En recientes declaraciones, el obispo Artemije, de la Iglesia Ortodoxa Serbia de Kosovo, describe lo sucedido en ese territorio como genocidio, y acusa a la OTAN y a la Misión Administrativa de la ONU de exterminar a los serbios.

"Quedó expulsada en estos años dos tercios de la población cristiana: 250 000 serbios, gitanos, egipcios y otros no albaneses", recordó el obispo, quien calificó lo ocurrido como "purga étnica", y menciona entre otros crímenes bajo el paraguas de la OTAN a "los asesinatos, incendios, explosiones, secuestros, violaciones, profanación de iglesias y monasterios".

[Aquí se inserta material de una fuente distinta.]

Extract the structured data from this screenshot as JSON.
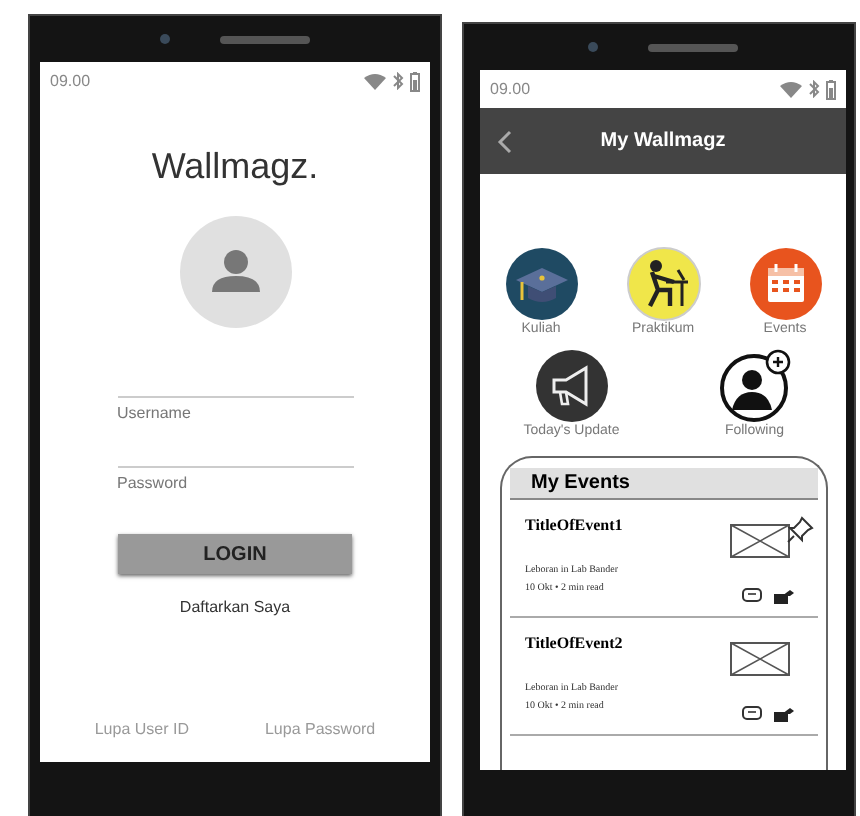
{
  "left_screen": {
    "status_bar": {
      "time": "09.00"
    },
    "app_title": "Wallmagz.",
    "fields": [
      {
        "placeholder": "Username"
      },
      {
        "placeholder": "Password"
      }
    ],
    "login_button": "LOGIN",
    "register_link": "Daftarkan Saya",
    "footer_links": [
      "Lupa User ID",
      "Lupa Password"
    ]
  },
  "right_screen": {
    "status_bar": {
      "time": "09.00"
    },
    "header": {
      "title": "My Wallmagz"
    },
    "menu_rows": [
      {
        "items": [
          {
            "label": "Kuliah",
            "kind": "cap"
          },
          {
            "label": "Praktikum",
            "kind": "desk"
          },
          {
            "label": "Events",
            "kind": "calendar"
          }
        ]
      },
      {
        "items": [
          {
            "label": "Today's Update",
            "kind": "megaphone"
          },
          {
            "label": "Following",
            "kind": "follow"
          }
        ]
      }
    ],
    "events": {
      "title": "My Events",
      "items": [
        {
          "title": "TitleOfEvent1",
          "subtitle": "Leboran in Lab Bander",
          "meta": "10 Okt • 2 min read",
          "pinned": true
        },
        {
          "title": "TitleOfEvent2",
          "subtitle": "Leboran in Lab Bander",
          "meta": "10 Okt • 2 min read",
          "pinned": false
        }
      ]
    }
  }
}
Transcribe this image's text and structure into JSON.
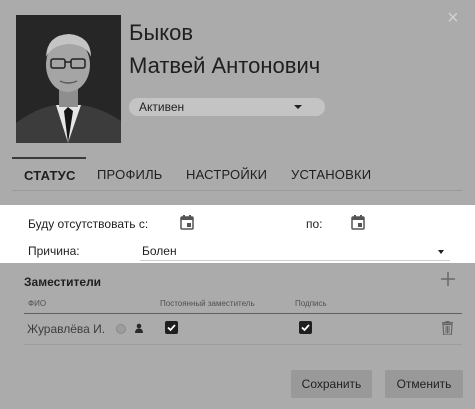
{
  "dialog": {
    "person": {
      "last_name": "Быков",
      "first_name": "Матвей Антонович"
    },
    "status_select": {
      "value": "Активен"
    },
    "tabs": [
      {
        "label": "СТАТУС",
        "active": true
      },
      {
        "label": "ПРОФИЛЬ",
        "active": false
      },
      {
        "label": "НАСТРОЙКИ",
        "active": false
      },
      {
        "label": "УСТАНОВКИ",
        "active": false
      }
    ],
    "absence": {
      "from_label": "Буду отсутствовать с:",
      "to_label": "по:",
      "reason_label": "Причина:",
      "reason_value": "Болен"
    },
    "deputies": {
      "title": "Заместители",
      "columns": [
        "ФИО",
        "Постоянный заместитель",
        "Подпись"
      ],
      "rows": [
        {
          "name": "Журавлёва И.",
          "permanent": true,
          "signature": true
        }
      ]
    },
    "buttons": {
      "save": "Сохранить",
      "cancel": "Отменить"
    }
  }
}
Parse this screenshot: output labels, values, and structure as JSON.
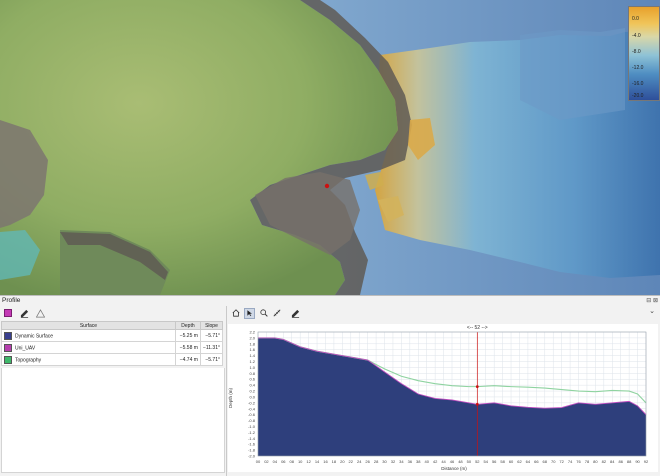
{
  "map": {
    "legend": {
      "ticks": [
        "0.0",
        "-4.0",
        "-8.0",
        "-12.0",
        "-16.0",
        "-20.0"
      ],
      "colors": [
        "#e8a12b",
        "#f0c55a",
        "#d9d7a8",
        "#8ec2d6",
        "#4f8ec2",
        "#2e4f9a"
      ]
    },
    "marker_color": "#cc1111"
  },
  "panel": {
    "title": "Profile",
    "window_icons": "⊟ ⊠",
    "collapse_icon": "⌄",
    "left_tools": [
      "add-surface-swatch",
      "pen-icon",
      "warning-icon"
    ],
    "table": {
      "headers": {
        "surface": "Surface",
        "depth": "Depth",
        "slope": "Slope"
      },
      "rows": [
        {
          "name": "Dynamic Surface",
          "depth": "−5.25 m",
          "slope": "−5.71°",
          "color": "#3a3f8f"
        },
        {
          "name": "Uni_UAV",
          "depth": "−5.58 m",
          "slope": "−11.31°",
          "color": "#b63fae"
        },
        {
          "name": "Topography",
          "depth": "−4.74 m",
          "slope": "−5.71°",
          "color": "#3fb86a"
        }
      ]
    },
    "right_tools": [
      "home-icon",
      "pointer-icon",
      "zoom-icon",
      "measure-icon",
      "pen-icon"
    ]
  },
  "chart_data": {
    "type": "area",
    "title": "",
    "xlabel": "Distance (m)",
    "ylabel": "Depth (m)",
    "cursor_label": "<-- 52 -->",
    "cursor_x": 52,
    "xlim": [
      0,
      92
    ],
    "ylim": [
      -2.0,
      2.2
    ],
    "x": [
      0,
      4,
      6,
      10,
      14,
      18,
      22,
      26,
      30,
      34,
      38,
      42,
      46,
      50,
      52,
      56,
      60,
      64,
      68,
      72,
      76,
      80,
      84,
      88,
      90,
      92
    ],
    "series": [
      {
        "name": "Topography",
        "values": [
          2.0,
          2.0,
          1.95,
          1.7,
          1.55,
          1.45,
          1.35,
          1.25,
          0.95,
          0.7,
          0.55,
          0.45,
          0.38,
          0.35,
          0.35,
          0.38,
          0.35,
          0.33,
          0.3,
          0.25,
          0.2,
          0.18,
          0.22,
          0.2,
          0.1,
          -0.2
        ]
      },
      {
        "name": "Uni_UAV",
        "values": [
          2.0,
          2.0,
          1.95,
          1.7,
          1.55,
          1.45,
          1.35,
          1.25,
          0.85,
          0.45,
          0.1,
          -0.05,
          -0.1,
          -0.2,
          -0.25,
          -0.2,
          -0.3,
          -0.35,
          -0.38,
          -0.36,
          -0.2,
          -0.25,
          -0.2,
          -0.15,
          -0.3,
          -0.6
        ]
      },
      {
        "name": "Dynamic Surface",
        "values": [
          2.0,
          2.0,
          1.95,
          1.7,
          1.55,
          1.45,
          1.35,
          1.25,
          0.85,
          0.45,
          0.1,
          -0.05,
          -0.1,
          -0.2,
          -0.25,
          -0.2,
          -0.3,
          -0.35,
          -0.38,
          -0.36,
          -0.2,
          -0.25,
          -0.2,
          -0.15,
          -0.3,
          -0.6
        ]
      }
    ],
    "y_ticks": [
      "2.2",
      "2.0",
      "1.8",
      "1.6",
      "1.4",
      "1.2",
      "1.0",
      "0.8",
      "0.6",
      "0.4",
      "0.2",
      "0.0",
      "-0.2",
      "-0.4",
      "-0.6",
      "-0.8",
      "-1.0",
      "-1.2",
      "-1.4",
      "-1.6",
      "-1.8",
      "-2.0"
    ],
    "x_ticks": [
      "00",
      "02",
      "04",
      "06",
      "08",
      "10",
      "12",
      "14",
      "16",
      "18",
      "20",
      "22",
      "24",
      "26",
      "28",
      "30",
      "32",
      "34",
      "36",
      "38",
      "40",
      "42",
      "44",
      "46",
      "48",
      "50",
      "52",
      "54",
      "56",
      "58",
      "60",
      "62",
      "64",
      "66",
      "68",
      "70",
      "72",
      "74",
      "76",
      "78",
      "80",
      "82",
      "84",
      "86",
      "88",
      "90",
      "92"
    ],
    "grid": true,
    "colors": {
      "fill": "#2e3f7c",
      "topography": "#8fd3a0",
      "uni_uav": "#c04dc0",
      "cursor": "#cc1111"
    }
  }
}
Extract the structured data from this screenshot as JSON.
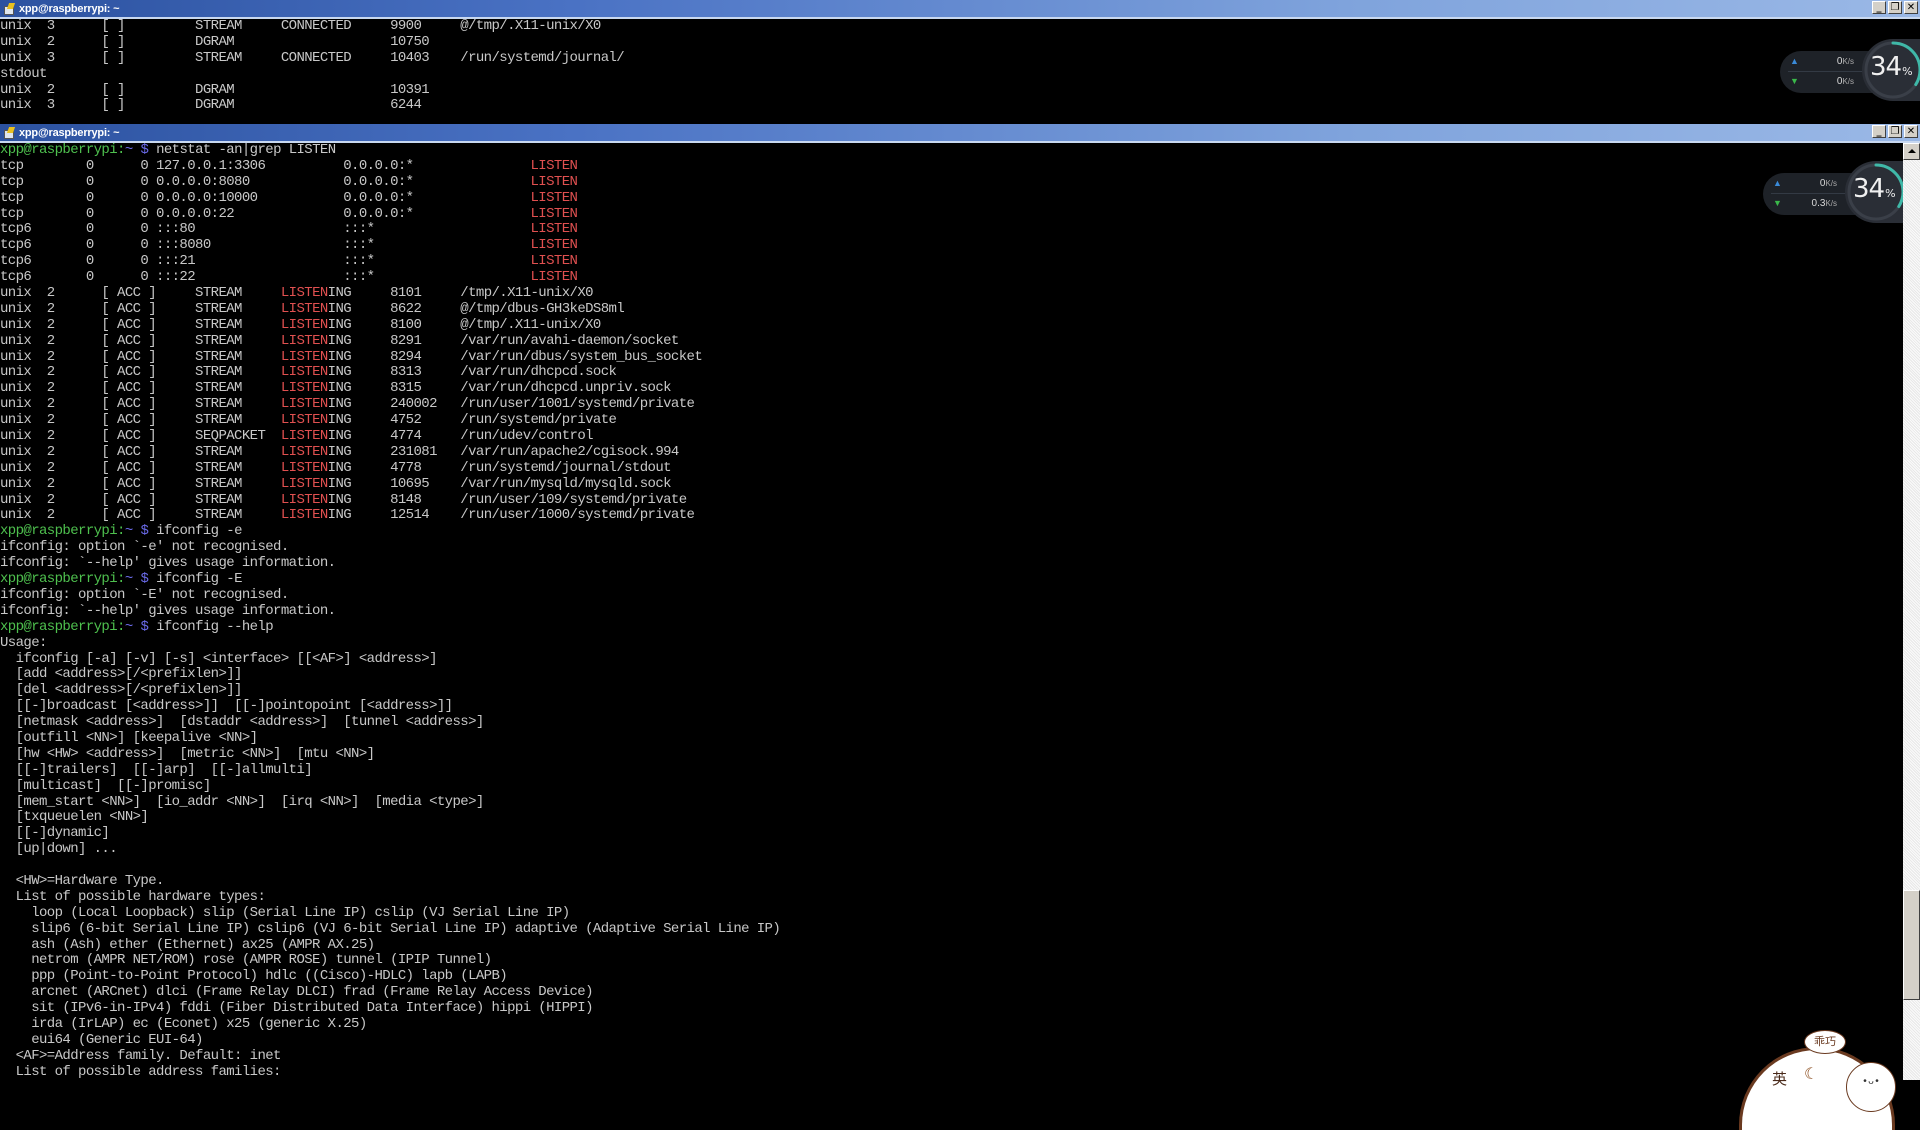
{
  "windows": {
    "top": {
      "title": "xpp@raspberrypi: ~",
      "lines": [
        {
          "segs": [
            [
              "unix  3      [ ]         STREAM     CONNECTED     9900     @/tmp/.X11-unix/X0",
              ""
            ]
          ]
        },
        {
          "segs": [
            [
              "unix  2      [ ]         DGRAM                    10750",
              ""
            ]
          ]
        },
        {
          "segs": [
            [
              "unix  3      [ ]         STREAM     CONNECTED     10403    /run/systemd/journal/",
              ""
            ]
          ]
        },
        {
          "segs": [
            [
              "stdout",
              ""
            ]
          ]
        },
        {
          "segs": [
            [
              "unix  2      [ ]         DGRAM                    10391",
              ""
            ]
          ]
        },
        {
          "segs": [
            [
              "unix  3      [ ]         DGRAM                    6244",
              ""
            ]
          ]
        }
      ]
    },
    "main": {
      "title": "xpp@raspberrypi: ~",
      "lines": [
        {
          "segs": [
            [
              "xpp@raspberrypi:",
              "g"
            ],
            [
              "~",
              "b"
            ],
            [
              " ",
              ""
            ],
            [
              "$",
              "b"
            ],
            [
              " netstat -an|grep LISTEN",
              ""
            ]
          ]
        },
        {
          "segs": [
            [
              "tcp        0      0 127.0.0.1:3306          0.0.0.0:*               ",
              ""
            ],
            [
              "LISTEN",
              "r"
            ]
          ]
        },
        {
          "segs": [
            [
              "tcp        0      0 0.0.0.0:8080            0.0.0.0:*               ",
              ""
            ],
            [
              "LISTEN",
              "r"
            ]
          ]
        },
        {
          "segs": [
            [
              "tcp        0      0 0.0.0.0:10000           0.0.0.0:*               ",
              ""
            ],
            [
              "LISTEN",
              "r"
            ]
          ]
        },
        {
          "segs": [
            [
              "tcp        0      0 0.0.0.0:22              0.0.0.0:*               ",
              ""
            ],
            [
              "LISTEN",
              "r"
            ]
          ]
        },
        {
          "segs": [
            [
              "tcp6       0      0 :::80                   :::*                    ",
              ""
            ],
            [
              "LISTEN",
              "r"
            ]
          ]
        },
        {
          "segs": [
            [
              "tcp6       0      0 :::8080                 :::*                    ",
              ""
            ],
            [
              "LISTEN",
              "r"
            ]
          ]
        },
        {
          "segs": [
            [
              "tcp6       0      0 :::21                   :::*                    ",
              ""
            ],
            [
              "LISTEN",
              "r"
            ]
          ]
        },
        {
          "segs": [
            [
              "tcp6       0      0 :::22                   :::*                    ",
              ""
            ],
            [
              "LISTEN",
              "r"
            ]
          ]
        },
        {
          "segs": [
            [
              "unix  2      [ ACC ]     STREAM     ",
              ""
            ],
            [
              "LISTEN",
              "r"
            ],
            [
              "ING     8101     /tmp/.X11-unix/X0",
              ""
            ]
          ]
        },
        {
          "segs": [
            [
              "unix  2      [ ACC ]     STREAM     ",
              ""
            ],
            [
              "LISTEN",
              "r"
            ],
            [
              "ING     8622     @/tmp/dbus-GH3keDS8ml",
              ""
            ]
          ]
        },
        {
          "segs": [
            [
              "unix  2      [ ACC ]     STREAM     ",
              ""
            ],
            [
              "LISTEN",
              "r"
            ],
            [
              "ING     8100     @/tmp/.X11-unix/X0",
              ""
            ]
          ]
        },
        {
          "segs": [
            [
              "unix  2      [ ACC ]     STREAM     ",
              ""
            ],
            [
              "LISTEN",
              "r"
            ],
            [
              "ING     8291     /var/run/avahi-daemon/socket",
              ""
            ]
          ]
        },
        {
          "segs": [
            [
              "unix  2      [ ACC ]     STREAM     ",
              ""
            ],
            [
              "LISTEN",
              "r"
            ],
            [
              "ING     8294     /var/run/dbus/system_bus_socket",
              ""
            ]
          ]
        },
        {
          "segs": [
            [
              "unix  2      [ ACC ]     STREAM     ",
              ""
            ],
            [
              "LISTEN",
              "r"
            ],
            [
              "ING     8313     /var/run/dhcpcd.sock",
              ""
            ]
          ]
        },
        {
          "segs": [
            [
              "unix  2      [ ACC ]     STREAM     ",
              ""
            ],
            [
              "LISTEN",
              "r"
            ],
            [
              "ING     8315     /var/run/dhcpcd.unpriv.sock",
              ""
            ]
          ]
        },
        {
          "segs": [
            [
              "unix  2      [ ACC ]     STREAM     ",
              ""
            ],
            [
              "LISTEN",
              "r"
            ],
            [
              "ING     240002   /run/user/1001/systemd/private",
              ""
            ]
          ]
        },
        {
          "segs": [
            [
              "unix  2      [ ACC ]     STREAM     ",
              ""
            ],
            [
              "LISTEN",
              "r"
            ],
            [
              "ING     4752     /run/systemd/private",
              ""
            ]
          ]
        },
        {
          "segs": [
            [
              "unix  2      [ ACC ]     SEQPACKET  ",
              ""
            ],
            [
              "LISTEN",
              "r"
            ],
            [
              "ING     4774     /run/udev/control",
              ""
            ]
          ]
        },
        {
          "segs": [
            [
              "unix  2      [ ACC ]     STREAM     ",
              ""
            ],
            [
              "LISTEN",
              "r"
            ],
            [
              "ING     231081   /var/run/apache2/cgisock.994",
              ""
            ]
          ]
        },
        {
          "segs": [
            [
              "unix  2      [ ACC ]     STREAM     ",
              ""
            ],
            [
              "LISTEN",
              "r"
            ],
            [
              "ING     4778     /run/systemd/journal/stdout",
              ""
            ]
          ]
        },
        {
          "segs": [
            [
              "unix  2      [ ACC ]     STREAM     ",
              ""
            ],
            [
              "LISTEN",
              "r"
            ],
            [
              "ING     10695    /var/run/mysqld/mysqld.sock",
              ""
            ]
          ]
        },
        {
          "segs": [
            [
              "unix  2      [ ACC ]     STREAM     ",
              ""
            ],
            [
              "LISTEN",
              "r"
            ],
            [
              "ING     8148     /run/user/109/systemd/private",
              ""
            ]
          ]
        },
        {
          "segs": [
            [
              "unix  2      [ ACC ]     STREAM     ",
              ""
            ],
            [
              "LISTEN",
              "r"
            ],
            [
              "ING     12514    /run/user/1000/systemd/private",
              ""
            ]
          ]
        },
        {
          "segs": [
            [
              "xpp@raspberrypi:",
              "g"
            ],
            [
              "~",
              "b"
            ],
            [
              " ",
              ""
            ],
            [
              "$",
              "b"
            ],
            [
              " ifconfig -e",
              ""
            ]
          ]
        },
        {
          "segs": [
            [
              "ifconfig: option `-e' not recognised.",
              ""
            ]
          ]
        },
        {
          "segs": [
            [
              "ifconfig: `--help' gives usage information.",
              ""
            ]
          ]
        },
        {
          "segs": [
            [
              "xpp@raspberrypi:",
              "g"
            ],
            [
              "~",
              "b"
            ],
            [
              " ",
              ""
            ],
            [
              "$",
              "b"
            ],
            [
              " ifconfig -E",
              ""
            ]
          ]
        },
        {
          "segs": [
            [
              "ifconfig: option `-E' not recognised.",
              ""
            ]
          ]
        },
        {
          "segs": [
            [
              "ifconfig: `--help' gives usage information.",
              ""
            ]
          ]
        },
        {
          "segs": [
            [
              "xpp@raspberrypi:",
              "g"
            ],
            [
              "~",
              "b"
            ],
            [
              " ",
              ""
            ],
            [
              "$",
              "b"
            ],
            [
              " ifconfig --help",
              ""
            ]
          ]
        },
        {
          "segs": [
            [
              "Usage:",
              ""
            ]
          ]
        },
        {
          "segs": [
            [
              "  ifconfig [-a] [-v] [-s] <interface> [[<AF>] <address>]",
              ""
            ]
          ]
        },
        {
          "segs": [
            [
              "  [add <address>[/<prefixlen>]]",
              ""
            ]
          ]
        },
        {
          "segs": [
            [
              "  [del <address>[/<prefixlen>]]",
              ""
            ]
          ]
        },
        {
          "segs": [
            [
              "  [[-]broadcast [<address>]]  [[-]pointopoint [<address>]]",
              ""
            ]
          ]
        },
        {
          "segs": [
            [
              "  [netmask <address>]  [dstaddr <address>]  [tunnel <address>]",
              ""
            ]
          ]
        },
        {
          "segs": [
            [
              "  [outfill <NN>] [keepalive <NN>]",
              ""
            ]
          ]
        },
        {
          "segs": [
            [
              "  [hw <HW> <address>]  [metric <NN>]  [mtu <NN>]",
              ""
            ]
          ]
        },
        {
          "segs": [
            [
              "  [[-]trailers]  [[-]arp]  [[-]allmulti]",
              ""
            ]
          ]
        },
        {
          "segs": [
            [
              "  [multicast]  [[-]promisc]",
              ""
            ]
          ]
        },
        {
          "segs": [
            [
              "  [mem_start <NN>]  [io_addr <NN>]  [irq <NN>]  [media <type>]",
              ""
            ]
          ]
        },
        {
          "segs": [
            [
              "  [txqueuelen <NN>]",
              ""
            ]
          ]
        },
        {
          "segs": [
            [
              "  [[-]dynamic]",
              ""
            ]
          ]
        },
        {
          "segs": [
            [
              "  [up|down] ...",
              ""
            ]
          ]
        },
        {
          "segs": [
            [
              "",
              ""
            ]
          ]
        },
        {
          "segs": [
            [
              "  <HW>=Hardware Type.",
              ""
            ]
          ]
        },
        {
          "segs": [
            [
              "  List of possible hardware types:",
              ""
            ]
          ]
        },
        {
          "segs": [
            [
              "    loop (Local Loopback) slip (Serial Line IP) cslip (VJ Serial Line IP)",
              ""
            ]
          ]
        },
        {
          "segs": [
            [
              "    slip6 (6-bit Serial Line IP) cslip6 (VJ 6-bit Serial Line IP) adaptive (Adaptive Serial Line IP)",
              ""
            ]
          ]
        },
        {
          "segs": [
            [
              "    ash (Ash) ether (Ethernet) ax25 (AMPR AX.25)",
              ""
            ]
          ]
        },
        {
          "segs": [
            [
              "    netrom (AMPR NET/ROM) rose (AMPR ROSE) tunnel (IPIP Tunnel)",
              ""
            ]
          ]
        },
        {
          "segs": [
            [
              "    ppp (Point-to-Point Protocol) hdlc ((Cisco)-HDLC) lapb (LAPB)",
              ""
            ]
          ]
        },
        {
          "segs": [
            [
              "    arcnet (ARCnet) dlci (Frame Relay DLCI) frad (Frame Relay Access Device)",
              ""
            ]
          ]
        },
        {
          "segs": [
            [
              "    sit (IPv6-in-IPv4) fddi (Fiber Distributed Data Interface) hippi (HIPPI)",
              ""
            ]
          ]
        },
        {
          "segs": [
            [
              "    irda (IrLAP) ec (Econet) x25 (generic X.25)",
              ""
            ]
          ]
        },
        {
          "segs": [
            [
              "    eui64 (Generic EUI-64)",
              ""
            ]
          ]
        },
        {
          "segs": [
            [
              "  <AF>=Address family. Default: inet",
              ""
            ]
          ]
        },
        {
          "segs": [
            [
              "  List of possible address families:",
              ""
            ]
          ]
        }
      ]
    }
  },
  "window_controls": {
    "minimize": "_",
    "restore": "❐",
    "close": "✕"
  },
  "net_monitor": [
    {
      "upload_value": "0",
      "upload_unit": "K/s",
      "download_value": "0",
      "download_unit": "K/s",
      "percent": "34",
      "percent_sign": "%",
      "percent_fraction": 0.34
    },
    {
      "upload_value": "0",
      "upload_unit": "K/s",
      "download_value": "0.3",
      "download_unit": "K/s",
      "percent": "34",
      "percent_sign": "%",
      "percent_fraction": 0.34
    }
  ],
  "ime_widget": {
    "bubble_text": "乖巧",
    "lang_label": "英",
    "moon": "☾"
  },
  "colors": {
    "prompt_green": "#4ec04e",
    "prompt_blue": "#6a6ae8",
    "listen_red": "#e05050",
    "terminal_fg": "#c8c8c8",
    "terminal_bg": "#000000",
    "ring_accent": "#3fb8a8"
  }
}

Por último el prelado denunció que "numerosos cementerios serbios a lo largo de Kosovo y Metohija fueron profanados, los crucifijos y las lápidas destruidas, los restos mortales exhumados y dispersados en el entorno, sin que nadie aún haya pagado por esas fechorías".

"Ni siquiera los muertos pueden dormir tranquilos en la provincia ocupada", afirmó el líder religioso.

El tema de Kosovo se debate, de manera viciada y bajo la espada amenazadora de Estados Unidos, y de una Europa sumisa a los dictados de Washington.

Tanto Serbia como Rusia se han opuesto a la festinada propuesta de secesión que, con el nombre de independencia, auspicia la administración Bush y comparten otros países del Viejo Continente.

Para recordar bien estas actitudes, no olvidemos aquel agosto de 1999 cuando el entonces primer ministro británico, Anthony Blair, junto a la secretaria de Estado norteamericana, Madeleine Albright y Javier Solana —el hombre que dio la orden de apretar el gatillo y bombardear Serbia—, visitaron Kosovo eufóricos por la tarea cumplida: 200 serbios de esa ciudad muertos, 164 000 de los 200 000 que vivían allí huyeron, muchos de ellos después de haber sido maltratados y torturados; la principal catedral ortodoxa de Pristina, a pocos metros del cuartel general de la OTAN, bombardeada.

Eran solo los primeros días de la ocupación.

Pareciera como si la comunidad internacional olvidara lo refrendado en la Constitución serbia, en cuanto a que ese lugar, cuna de la nacionalidad, forma parte inseparable de ese Estado soberano balcánico.